We hold that this particular due-on-sale clause is valid and enforceable. Therefore, we affirm the judgment of the trial court.

Costs to Respondent.

No attorney fees on appeal.

BAKES and HUNTLEY, JJ„ concur.

. The clause stated:

“11. Transfer of Property; Assumption; Conditions.
“a. This loan is personal to Grantor and not assignable. In making it, Beneficiary has relied on Grantor’s credit, Grantor’s interest in the Trust Property, and financial market conditions at the time this loan is made. If Grantor transfers or contracts to transfer title to or possession of all or part of the Trust Property, by deed, contract of sale, lease or similar agreement, Beneficiary may declare the entire balance of this loan immediately due and payable, “b.
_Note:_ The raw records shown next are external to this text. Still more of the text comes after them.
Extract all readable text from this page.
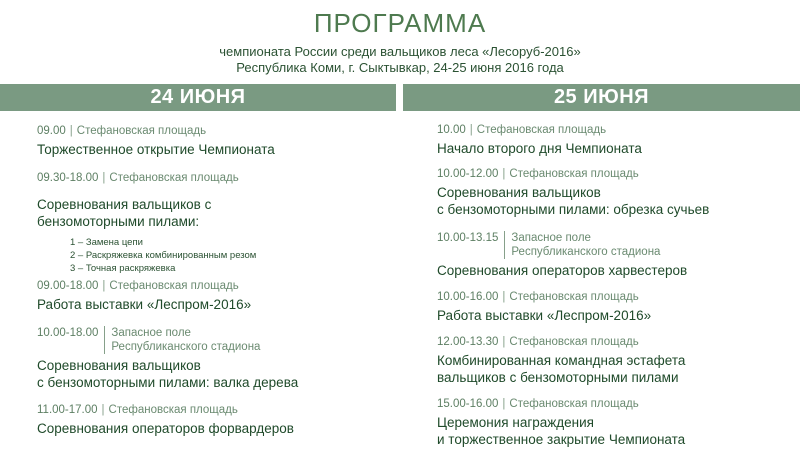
ПРОГРАММА
чемпионата России среди вальщиков леса «Лесоруб-2016»
Республика Коми, г. Сыктывкар, 24-25 июня 2016 года
24 ИЮНЯ	25 ИЮНЯ
09.00 | Стефановская площадь
Торжественное открытие Чемпионата
09.30-18.00 | Стефановская площадь
Соревнования вальщиков с
бензомоторными пилами:
1 – Замена цепи
2 – Раскряжевка комбинированным резом
3 – Точная раскряжевка
09.00-18.00 | Стефановская площадь
Работа выставки «Леспром-2016»
10.00-18.00 Запасное поле
Республиканского стадиона
Соревнования вальщиков
с бензомоторными пилами: валка дерева
11.00-17.00 | Стефановская площадь
Соревнования операторов форвардеров
10.00 | Стефановская площадь
Начало второго дня Чемпионата
10.00-12.00 | Стефановская площадь
Соревнования вальщиков
с бензомоторными пилами: обрезка сучьев
10.00-13.15 Запасное поле
Республиканского стадиона
Соревнования операторов харвестеров
10.00-16.00 | Стефановская площадь
Работа выставки «Леспром-2016»
12.00-13.30 | Стефановская площадь
Комбинированная командная эстафета
вальщиков с бензомоторными пилами
15.00-16.00 | Стефановская площадь
Церемония награждения
и торжественное закрытие Чемпионата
Beneficiary will waive its right under sub-paragraph 11.a. if the following conditions are met: (1) The credit of the third party is satisfactory to Beneficiary; and (2) the third party shall assume full personal liability for payment and performance of the note, Deed of Trust and other security instruments; and (3) a charge for administrative costs is paid to Beneficiary; and (4) if required by Beneficiary, either the interest rate on ,-he secured loan is increased by not more than two (2%) percent, or Beneficiary is paid a lump sum compensation not to exceed two (2%) percent of the loan balance at the time of assumption.
“c. Any increase in the interest rate shall entitle Beneficiary to increase the monthly payments so the secured debt will be paid in full by the maturity date of this Deed of Trust.
“d. Assumption does not release Grantor or any successor in interest from personal liability for payment and performance of the terms and conditions of this loan.”